Psychologist and LGBTQIA+ scholar-activist Suntosh Pillay said something at the launch that I think deserves to travel beyond the webinar. "An affirmative stance is much more than just being nice. It's about having a deep social, historical and political awareness about the kinds of people you're working with." He named heteronormativity, cisnormativity, and minority stress as concepts practitioners need to understand, not as abstract theory but as the lived architecture of discrimination that shapes what LGBTQ+ people bring into a therapeutic room.

He also challenged the assumption that this is niche work. Many practitioners, he said, are probably already working with survivors of conversion practices without knowing it, because they are not asking the right questions. That is a significant point. The toolkit is not only for specialists. It is for any practitioner who wants to be genuinely useful to the people who walk through their door.

What recovery actually requires

De Beer-Procter described the healing process as reconnecting survivors with themselves, their identities, and supportive communities. The toolkit does not prescribe a single rigid model for doing that: each of its 16 guidelines is designed to function independently, so practitioners can start where the survivor is, not where a protocol says they should be. That flexibility is not a gap in the resource; it is one of its strengths. People are not uniform in what they need, and trauma-informed care that respects that is more likely to actually help.
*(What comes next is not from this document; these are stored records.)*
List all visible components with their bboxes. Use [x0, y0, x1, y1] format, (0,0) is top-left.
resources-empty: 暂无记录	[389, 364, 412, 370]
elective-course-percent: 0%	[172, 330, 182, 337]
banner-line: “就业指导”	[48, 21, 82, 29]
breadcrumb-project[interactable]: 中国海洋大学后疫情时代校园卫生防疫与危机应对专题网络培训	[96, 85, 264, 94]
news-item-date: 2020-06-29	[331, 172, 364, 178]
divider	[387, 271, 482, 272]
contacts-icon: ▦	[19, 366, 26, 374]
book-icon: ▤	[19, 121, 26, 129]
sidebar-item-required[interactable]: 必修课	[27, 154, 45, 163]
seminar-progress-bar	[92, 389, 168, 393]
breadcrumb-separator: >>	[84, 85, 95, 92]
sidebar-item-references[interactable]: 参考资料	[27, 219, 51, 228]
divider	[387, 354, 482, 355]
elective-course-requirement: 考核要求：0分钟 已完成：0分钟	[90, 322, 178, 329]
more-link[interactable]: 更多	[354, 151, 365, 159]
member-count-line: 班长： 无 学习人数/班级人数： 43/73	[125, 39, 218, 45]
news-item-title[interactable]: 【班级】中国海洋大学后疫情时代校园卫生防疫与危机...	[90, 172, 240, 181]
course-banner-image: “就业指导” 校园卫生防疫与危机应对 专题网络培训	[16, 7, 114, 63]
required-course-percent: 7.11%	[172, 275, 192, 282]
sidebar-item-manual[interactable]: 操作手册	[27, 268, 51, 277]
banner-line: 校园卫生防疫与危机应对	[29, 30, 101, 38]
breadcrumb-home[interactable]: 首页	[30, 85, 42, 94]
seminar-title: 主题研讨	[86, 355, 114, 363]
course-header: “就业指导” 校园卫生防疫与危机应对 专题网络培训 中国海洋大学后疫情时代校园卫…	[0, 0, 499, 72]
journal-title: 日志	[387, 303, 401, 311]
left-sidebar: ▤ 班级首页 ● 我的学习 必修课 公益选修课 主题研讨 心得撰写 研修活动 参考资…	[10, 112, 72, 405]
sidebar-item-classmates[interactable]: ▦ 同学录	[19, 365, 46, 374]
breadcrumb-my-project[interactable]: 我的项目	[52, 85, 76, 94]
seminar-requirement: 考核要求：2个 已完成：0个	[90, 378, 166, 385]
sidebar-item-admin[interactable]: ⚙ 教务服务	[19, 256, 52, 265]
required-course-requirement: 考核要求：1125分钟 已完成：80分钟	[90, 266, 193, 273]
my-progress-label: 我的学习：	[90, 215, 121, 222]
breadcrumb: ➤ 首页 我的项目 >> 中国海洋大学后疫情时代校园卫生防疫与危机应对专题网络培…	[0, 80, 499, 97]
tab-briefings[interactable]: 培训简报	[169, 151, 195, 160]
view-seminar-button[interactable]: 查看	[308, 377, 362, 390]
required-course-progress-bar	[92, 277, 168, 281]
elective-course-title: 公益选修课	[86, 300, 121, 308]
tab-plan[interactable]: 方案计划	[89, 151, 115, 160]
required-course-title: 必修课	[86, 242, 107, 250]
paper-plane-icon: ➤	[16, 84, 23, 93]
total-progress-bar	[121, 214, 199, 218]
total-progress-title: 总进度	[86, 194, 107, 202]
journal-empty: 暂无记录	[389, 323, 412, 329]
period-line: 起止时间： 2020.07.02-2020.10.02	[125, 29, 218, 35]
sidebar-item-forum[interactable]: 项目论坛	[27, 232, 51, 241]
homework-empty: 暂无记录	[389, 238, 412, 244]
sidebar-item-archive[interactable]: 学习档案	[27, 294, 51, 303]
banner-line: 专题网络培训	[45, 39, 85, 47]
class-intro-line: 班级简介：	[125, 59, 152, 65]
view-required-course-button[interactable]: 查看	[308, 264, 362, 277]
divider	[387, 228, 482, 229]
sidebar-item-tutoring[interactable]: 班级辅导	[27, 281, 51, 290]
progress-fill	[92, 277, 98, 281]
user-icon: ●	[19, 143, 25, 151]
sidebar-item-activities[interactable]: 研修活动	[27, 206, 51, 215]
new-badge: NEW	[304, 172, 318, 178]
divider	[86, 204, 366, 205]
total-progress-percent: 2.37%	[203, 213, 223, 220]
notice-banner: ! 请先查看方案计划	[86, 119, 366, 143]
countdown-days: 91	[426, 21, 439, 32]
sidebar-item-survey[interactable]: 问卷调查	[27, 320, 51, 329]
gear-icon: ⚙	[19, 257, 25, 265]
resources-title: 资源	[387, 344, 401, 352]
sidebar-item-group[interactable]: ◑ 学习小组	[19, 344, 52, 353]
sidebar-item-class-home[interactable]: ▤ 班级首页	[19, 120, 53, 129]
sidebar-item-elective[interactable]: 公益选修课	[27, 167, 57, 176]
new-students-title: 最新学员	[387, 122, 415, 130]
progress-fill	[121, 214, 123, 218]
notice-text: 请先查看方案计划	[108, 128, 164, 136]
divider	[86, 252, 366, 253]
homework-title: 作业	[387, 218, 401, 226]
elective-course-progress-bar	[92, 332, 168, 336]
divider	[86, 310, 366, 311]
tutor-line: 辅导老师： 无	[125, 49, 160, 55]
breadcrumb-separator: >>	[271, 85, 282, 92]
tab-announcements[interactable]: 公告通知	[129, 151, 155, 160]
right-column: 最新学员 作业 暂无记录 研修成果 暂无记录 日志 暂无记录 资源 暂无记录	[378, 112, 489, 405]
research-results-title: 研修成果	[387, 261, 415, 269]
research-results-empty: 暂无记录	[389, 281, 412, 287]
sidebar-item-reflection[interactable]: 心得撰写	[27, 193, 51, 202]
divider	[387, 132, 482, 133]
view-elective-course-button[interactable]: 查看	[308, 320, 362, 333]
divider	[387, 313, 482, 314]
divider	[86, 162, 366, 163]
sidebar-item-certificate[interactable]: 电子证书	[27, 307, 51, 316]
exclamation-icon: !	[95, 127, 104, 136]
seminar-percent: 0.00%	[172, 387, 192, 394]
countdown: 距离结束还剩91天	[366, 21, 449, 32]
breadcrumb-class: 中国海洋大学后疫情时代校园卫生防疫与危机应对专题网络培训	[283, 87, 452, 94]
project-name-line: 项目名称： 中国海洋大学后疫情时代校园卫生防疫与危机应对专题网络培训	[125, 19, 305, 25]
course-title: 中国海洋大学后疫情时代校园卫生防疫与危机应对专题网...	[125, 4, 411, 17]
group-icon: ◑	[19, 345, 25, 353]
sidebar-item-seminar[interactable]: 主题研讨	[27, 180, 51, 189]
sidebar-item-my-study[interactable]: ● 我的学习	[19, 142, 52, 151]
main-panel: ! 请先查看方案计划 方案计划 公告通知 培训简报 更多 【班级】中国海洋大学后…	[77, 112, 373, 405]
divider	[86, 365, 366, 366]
What strikes me most, reading about this project, is how much it centres the survivor rather than the argument. There are plenty of resources documenting the harms of conversion practices, and that documentation matters. But this toolkit asks the next question: given that harm has been done, what does good support look like? The answer, built across 400 pages and an interactive course, is that it looks like trust rebuilt, identity reclaimed, and shame gently dismantled by someone who knows what they are doing and why it matters.

That is the kind of practical solidarity that changes lives. I hope it reaches every practitioner across the continent who needs it.